Devido a um conflito diplomático de longa data entre Israel e o Iraque, foram necessários meses de esforços vigorosos por parte de ativistas humanitários e de intervenção direta das missões diplomáticas dos EUA na região para coordenar o resgate da jovem. A cooperação entre autoridades israelenses, jordanianas, iraquianas e das Nações Unidas esteve envolvida.

“Em 1º de outubro de 2024, os Estados Unidos ajudaram a evacuar com segurança de Gaza uma jovem yazidi para se reunir com sua família no Iraque”, disse um porta-voz do Departamento de Estado à VOA na quarta-feira, acrescentando que a história da jovem “é comovente e estamos felizes por ela se reunir com sua família no Iraque.”

Escravizado pelo Estado Islâmico

Agora com 21 anos, Fawzia Amin Saydo foi raptada por militantes do Estado Islâmico na sua cidade natal, Sinjar, em agosto de 2014, apenas um mês antes de completar 11 anos.

Ela e dois dos seus irmãos, com 7 e 10 anos na altura, estavam entre os milhares de yazidis escravizados pelo EI devido às suas crenças religiosas.

Embora os irmãos tenham encontrado uma forma de escapar, Saydo passou anos sofrendo violência, injustiça e estupro por parte de combatentes do EI. No início de 2015, ela foi levada para a cidade síria de Raqqa, onde foi presa e estuprada antes de ser “casada” à força com um combatente palestino do Estado Islâmico, então com 24 anos.

"Ele me disse que eu tinha que dormir com ele. No terceiro dia, ele foi a uma farmácia e trouxe um remédio que entorpece parte do corpo. Ele me deu o remédio e eu chorei", contou Saydo em entrevista em agosto de 2023. de Gaza com o meio de comunicação curdo Rudaw.

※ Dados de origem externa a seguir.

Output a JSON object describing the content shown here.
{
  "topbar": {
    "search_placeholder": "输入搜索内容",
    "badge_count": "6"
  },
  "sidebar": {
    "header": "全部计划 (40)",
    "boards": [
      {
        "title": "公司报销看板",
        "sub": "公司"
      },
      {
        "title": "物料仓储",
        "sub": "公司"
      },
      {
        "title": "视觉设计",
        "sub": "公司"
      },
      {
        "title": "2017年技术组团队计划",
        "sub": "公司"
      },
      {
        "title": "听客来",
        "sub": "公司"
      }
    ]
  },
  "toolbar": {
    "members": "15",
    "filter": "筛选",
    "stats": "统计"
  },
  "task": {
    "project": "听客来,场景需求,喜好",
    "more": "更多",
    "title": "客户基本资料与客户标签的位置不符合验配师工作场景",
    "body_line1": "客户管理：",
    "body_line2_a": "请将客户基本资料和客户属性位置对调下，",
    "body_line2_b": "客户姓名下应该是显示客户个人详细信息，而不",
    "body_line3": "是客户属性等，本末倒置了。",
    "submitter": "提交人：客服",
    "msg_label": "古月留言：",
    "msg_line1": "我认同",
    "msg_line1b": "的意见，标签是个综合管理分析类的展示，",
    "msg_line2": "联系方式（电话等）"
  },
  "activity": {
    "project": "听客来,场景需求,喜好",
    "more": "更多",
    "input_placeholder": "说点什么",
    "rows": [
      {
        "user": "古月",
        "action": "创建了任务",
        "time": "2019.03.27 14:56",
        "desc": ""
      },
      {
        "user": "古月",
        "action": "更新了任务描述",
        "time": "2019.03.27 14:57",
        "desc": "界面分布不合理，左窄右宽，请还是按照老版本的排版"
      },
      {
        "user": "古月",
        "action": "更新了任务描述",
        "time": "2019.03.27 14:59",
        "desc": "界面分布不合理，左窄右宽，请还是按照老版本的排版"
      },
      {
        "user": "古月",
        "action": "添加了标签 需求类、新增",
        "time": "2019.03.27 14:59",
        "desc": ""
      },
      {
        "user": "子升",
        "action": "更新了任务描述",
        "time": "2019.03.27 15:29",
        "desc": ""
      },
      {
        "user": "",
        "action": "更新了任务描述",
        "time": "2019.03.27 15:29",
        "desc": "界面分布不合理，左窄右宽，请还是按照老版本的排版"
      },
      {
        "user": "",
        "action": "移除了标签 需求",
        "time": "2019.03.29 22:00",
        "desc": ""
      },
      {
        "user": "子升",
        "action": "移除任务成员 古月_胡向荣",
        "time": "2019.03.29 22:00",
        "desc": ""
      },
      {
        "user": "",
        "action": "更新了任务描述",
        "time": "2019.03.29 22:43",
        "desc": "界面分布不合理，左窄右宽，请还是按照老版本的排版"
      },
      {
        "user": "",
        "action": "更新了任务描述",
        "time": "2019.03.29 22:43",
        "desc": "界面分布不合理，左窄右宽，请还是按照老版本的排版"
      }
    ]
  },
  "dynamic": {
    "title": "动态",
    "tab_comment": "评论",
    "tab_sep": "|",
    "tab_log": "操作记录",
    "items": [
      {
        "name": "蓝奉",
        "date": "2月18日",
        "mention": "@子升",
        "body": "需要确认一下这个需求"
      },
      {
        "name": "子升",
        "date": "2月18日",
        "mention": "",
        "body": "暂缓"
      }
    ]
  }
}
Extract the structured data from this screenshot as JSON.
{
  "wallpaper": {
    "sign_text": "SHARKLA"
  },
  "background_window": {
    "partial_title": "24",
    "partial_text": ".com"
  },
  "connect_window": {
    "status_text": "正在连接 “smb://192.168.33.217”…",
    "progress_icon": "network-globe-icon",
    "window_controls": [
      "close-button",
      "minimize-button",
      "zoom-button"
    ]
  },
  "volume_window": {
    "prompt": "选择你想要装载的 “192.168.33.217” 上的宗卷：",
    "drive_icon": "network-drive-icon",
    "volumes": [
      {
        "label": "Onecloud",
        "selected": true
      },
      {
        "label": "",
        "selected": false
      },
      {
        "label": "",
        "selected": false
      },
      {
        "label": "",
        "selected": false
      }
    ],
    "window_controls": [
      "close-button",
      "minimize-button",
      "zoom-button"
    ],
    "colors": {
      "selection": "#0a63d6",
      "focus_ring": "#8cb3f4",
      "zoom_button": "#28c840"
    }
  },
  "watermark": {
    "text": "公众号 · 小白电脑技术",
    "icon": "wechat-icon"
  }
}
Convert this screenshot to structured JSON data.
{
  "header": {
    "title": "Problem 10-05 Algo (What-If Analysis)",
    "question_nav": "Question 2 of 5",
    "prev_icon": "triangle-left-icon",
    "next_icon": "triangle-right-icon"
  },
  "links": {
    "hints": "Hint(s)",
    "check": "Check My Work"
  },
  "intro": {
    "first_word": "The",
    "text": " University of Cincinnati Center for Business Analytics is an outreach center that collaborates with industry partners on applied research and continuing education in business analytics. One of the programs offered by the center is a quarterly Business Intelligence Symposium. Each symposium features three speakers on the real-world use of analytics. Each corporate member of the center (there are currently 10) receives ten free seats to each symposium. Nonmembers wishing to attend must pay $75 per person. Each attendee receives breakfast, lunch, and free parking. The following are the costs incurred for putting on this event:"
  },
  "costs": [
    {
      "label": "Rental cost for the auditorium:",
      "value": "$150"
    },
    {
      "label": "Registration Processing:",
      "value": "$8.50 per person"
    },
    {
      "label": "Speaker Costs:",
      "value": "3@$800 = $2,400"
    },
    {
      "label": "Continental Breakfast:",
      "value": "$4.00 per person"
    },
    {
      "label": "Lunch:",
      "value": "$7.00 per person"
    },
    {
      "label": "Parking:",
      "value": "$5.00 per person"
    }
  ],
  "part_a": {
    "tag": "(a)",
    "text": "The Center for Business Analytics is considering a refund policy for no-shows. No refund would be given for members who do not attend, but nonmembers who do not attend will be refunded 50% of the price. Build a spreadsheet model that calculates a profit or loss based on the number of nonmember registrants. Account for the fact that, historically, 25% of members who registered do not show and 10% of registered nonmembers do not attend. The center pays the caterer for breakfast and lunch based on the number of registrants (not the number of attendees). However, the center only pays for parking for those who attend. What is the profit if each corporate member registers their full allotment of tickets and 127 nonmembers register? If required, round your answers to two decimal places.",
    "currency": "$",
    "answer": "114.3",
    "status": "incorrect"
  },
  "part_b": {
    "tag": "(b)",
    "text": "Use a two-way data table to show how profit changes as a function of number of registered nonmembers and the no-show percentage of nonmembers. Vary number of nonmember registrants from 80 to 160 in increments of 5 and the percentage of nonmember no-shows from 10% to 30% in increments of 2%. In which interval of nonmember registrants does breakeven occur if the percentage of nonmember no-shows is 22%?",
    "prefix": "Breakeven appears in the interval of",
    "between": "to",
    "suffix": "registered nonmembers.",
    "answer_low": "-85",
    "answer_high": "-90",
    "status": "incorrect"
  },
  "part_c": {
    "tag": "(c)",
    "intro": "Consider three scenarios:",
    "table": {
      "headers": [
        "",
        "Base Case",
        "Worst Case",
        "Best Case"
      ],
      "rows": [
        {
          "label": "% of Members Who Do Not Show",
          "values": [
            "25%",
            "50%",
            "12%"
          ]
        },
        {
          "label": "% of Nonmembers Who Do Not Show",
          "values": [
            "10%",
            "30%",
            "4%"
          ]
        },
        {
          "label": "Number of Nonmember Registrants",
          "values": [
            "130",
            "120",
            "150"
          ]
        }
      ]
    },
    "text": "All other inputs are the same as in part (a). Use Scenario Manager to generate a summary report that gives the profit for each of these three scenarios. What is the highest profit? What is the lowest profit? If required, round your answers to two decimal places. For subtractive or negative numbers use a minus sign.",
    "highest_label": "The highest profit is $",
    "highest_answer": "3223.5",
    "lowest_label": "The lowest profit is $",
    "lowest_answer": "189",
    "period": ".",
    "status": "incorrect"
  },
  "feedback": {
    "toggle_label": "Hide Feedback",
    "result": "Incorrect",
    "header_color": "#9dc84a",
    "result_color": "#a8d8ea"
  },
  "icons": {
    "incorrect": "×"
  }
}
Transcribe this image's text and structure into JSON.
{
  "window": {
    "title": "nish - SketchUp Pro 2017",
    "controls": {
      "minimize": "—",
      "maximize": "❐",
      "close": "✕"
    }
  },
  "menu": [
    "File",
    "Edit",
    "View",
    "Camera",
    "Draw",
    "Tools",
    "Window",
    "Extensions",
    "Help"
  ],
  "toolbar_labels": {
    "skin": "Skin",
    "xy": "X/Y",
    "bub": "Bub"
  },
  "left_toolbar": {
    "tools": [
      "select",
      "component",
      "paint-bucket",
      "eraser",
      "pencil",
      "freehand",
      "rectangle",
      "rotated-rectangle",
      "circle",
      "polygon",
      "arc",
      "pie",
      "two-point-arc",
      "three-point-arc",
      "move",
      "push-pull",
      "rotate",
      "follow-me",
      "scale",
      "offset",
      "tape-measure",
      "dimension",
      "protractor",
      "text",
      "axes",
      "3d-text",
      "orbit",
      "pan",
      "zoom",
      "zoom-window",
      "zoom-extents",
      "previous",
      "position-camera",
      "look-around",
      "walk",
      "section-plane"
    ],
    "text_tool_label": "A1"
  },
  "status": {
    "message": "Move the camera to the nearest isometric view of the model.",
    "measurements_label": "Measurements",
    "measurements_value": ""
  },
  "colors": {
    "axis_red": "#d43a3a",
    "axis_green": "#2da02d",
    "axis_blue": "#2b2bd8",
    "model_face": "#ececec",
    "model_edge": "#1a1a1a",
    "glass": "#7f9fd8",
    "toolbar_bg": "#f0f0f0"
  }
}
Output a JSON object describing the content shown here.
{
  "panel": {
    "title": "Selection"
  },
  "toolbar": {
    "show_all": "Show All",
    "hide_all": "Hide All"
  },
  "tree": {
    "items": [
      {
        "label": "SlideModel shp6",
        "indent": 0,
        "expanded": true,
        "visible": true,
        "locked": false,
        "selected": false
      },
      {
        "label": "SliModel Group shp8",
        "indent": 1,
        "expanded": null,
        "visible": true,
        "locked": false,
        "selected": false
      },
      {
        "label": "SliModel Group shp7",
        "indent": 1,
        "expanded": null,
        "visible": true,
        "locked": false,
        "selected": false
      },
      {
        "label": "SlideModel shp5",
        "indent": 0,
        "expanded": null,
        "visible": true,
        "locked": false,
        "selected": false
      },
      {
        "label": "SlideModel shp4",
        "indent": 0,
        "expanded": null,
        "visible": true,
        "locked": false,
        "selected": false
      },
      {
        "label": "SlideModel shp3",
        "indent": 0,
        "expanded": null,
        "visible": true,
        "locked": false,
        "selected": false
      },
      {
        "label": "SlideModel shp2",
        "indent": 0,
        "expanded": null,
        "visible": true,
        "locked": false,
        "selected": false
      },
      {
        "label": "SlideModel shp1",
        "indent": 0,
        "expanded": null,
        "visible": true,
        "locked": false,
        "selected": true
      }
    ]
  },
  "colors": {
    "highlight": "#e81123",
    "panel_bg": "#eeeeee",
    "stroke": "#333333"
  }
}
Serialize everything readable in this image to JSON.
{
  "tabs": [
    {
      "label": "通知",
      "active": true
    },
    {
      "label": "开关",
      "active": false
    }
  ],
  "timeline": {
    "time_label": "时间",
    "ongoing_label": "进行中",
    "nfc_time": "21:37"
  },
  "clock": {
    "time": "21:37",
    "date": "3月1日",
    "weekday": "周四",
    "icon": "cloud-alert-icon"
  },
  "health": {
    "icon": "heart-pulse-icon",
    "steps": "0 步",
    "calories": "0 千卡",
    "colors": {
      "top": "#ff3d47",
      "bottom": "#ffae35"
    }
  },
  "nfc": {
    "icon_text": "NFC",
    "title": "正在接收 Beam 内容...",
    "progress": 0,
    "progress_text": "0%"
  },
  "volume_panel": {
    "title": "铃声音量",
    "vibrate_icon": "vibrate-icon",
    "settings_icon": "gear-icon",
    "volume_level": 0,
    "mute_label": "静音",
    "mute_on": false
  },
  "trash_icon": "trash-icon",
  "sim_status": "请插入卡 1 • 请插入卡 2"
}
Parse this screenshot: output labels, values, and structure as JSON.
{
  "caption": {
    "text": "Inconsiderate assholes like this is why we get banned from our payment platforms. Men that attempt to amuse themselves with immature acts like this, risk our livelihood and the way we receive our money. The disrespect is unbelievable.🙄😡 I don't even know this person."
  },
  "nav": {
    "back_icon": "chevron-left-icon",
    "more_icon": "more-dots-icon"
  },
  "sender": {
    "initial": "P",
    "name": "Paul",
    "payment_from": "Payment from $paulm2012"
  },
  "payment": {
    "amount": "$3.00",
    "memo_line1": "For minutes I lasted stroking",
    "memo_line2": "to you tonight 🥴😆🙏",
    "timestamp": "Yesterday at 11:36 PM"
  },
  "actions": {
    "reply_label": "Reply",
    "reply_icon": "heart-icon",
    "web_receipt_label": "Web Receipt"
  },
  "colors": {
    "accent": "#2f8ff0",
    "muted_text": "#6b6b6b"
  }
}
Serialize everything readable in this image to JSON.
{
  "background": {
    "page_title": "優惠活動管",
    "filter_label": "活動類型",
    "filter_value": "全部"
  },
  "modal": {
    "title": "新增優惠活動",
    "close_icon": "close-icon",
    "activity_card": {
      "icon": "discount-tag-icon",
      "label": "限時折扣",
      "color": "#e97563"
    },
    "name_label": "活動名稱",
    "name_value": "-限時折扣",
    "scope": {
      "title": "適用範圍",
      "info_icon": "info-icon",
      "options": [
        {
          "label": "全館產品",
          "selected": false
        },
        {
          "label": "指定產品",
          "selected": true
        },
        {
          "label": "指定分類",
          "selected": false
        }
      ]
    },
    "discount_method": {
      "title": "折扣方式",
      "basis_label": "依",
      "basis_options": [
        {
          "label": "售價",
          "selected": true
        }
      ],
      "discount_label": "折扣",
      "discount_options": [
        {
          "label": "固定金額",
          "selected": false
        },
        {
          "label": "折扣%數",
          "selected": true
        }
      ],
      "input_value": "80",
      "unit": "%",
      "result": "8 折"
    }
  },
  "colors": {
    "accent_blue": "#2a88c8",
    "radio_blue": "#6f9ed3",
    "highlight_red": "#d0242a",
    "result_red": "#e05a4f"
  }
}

Cerca de um ano após a sua chegada a Raqqa, a vida de Saydo tomou outro rumo quando ela deu à luz um menino, o primeiro dos dois filhos que teria com o combatente palestino do EI.

Saydo decidiu dedicar a vida aos filhos, apesar do marido ter se tornado mais abusivo, principalmente depois que se casou com outra mulher.

No final de 2018, quando as forças curdas lideradas pelos EUA expulsaram o EI dos territórios do grupo na Síria, Saydo, então com 15 anos, perdeu contacto com o seu captor palestino, que tinha fugido do nordeste da Síria para a província de Idlib, controlada pelos rebeldes, no noroeste da Síria.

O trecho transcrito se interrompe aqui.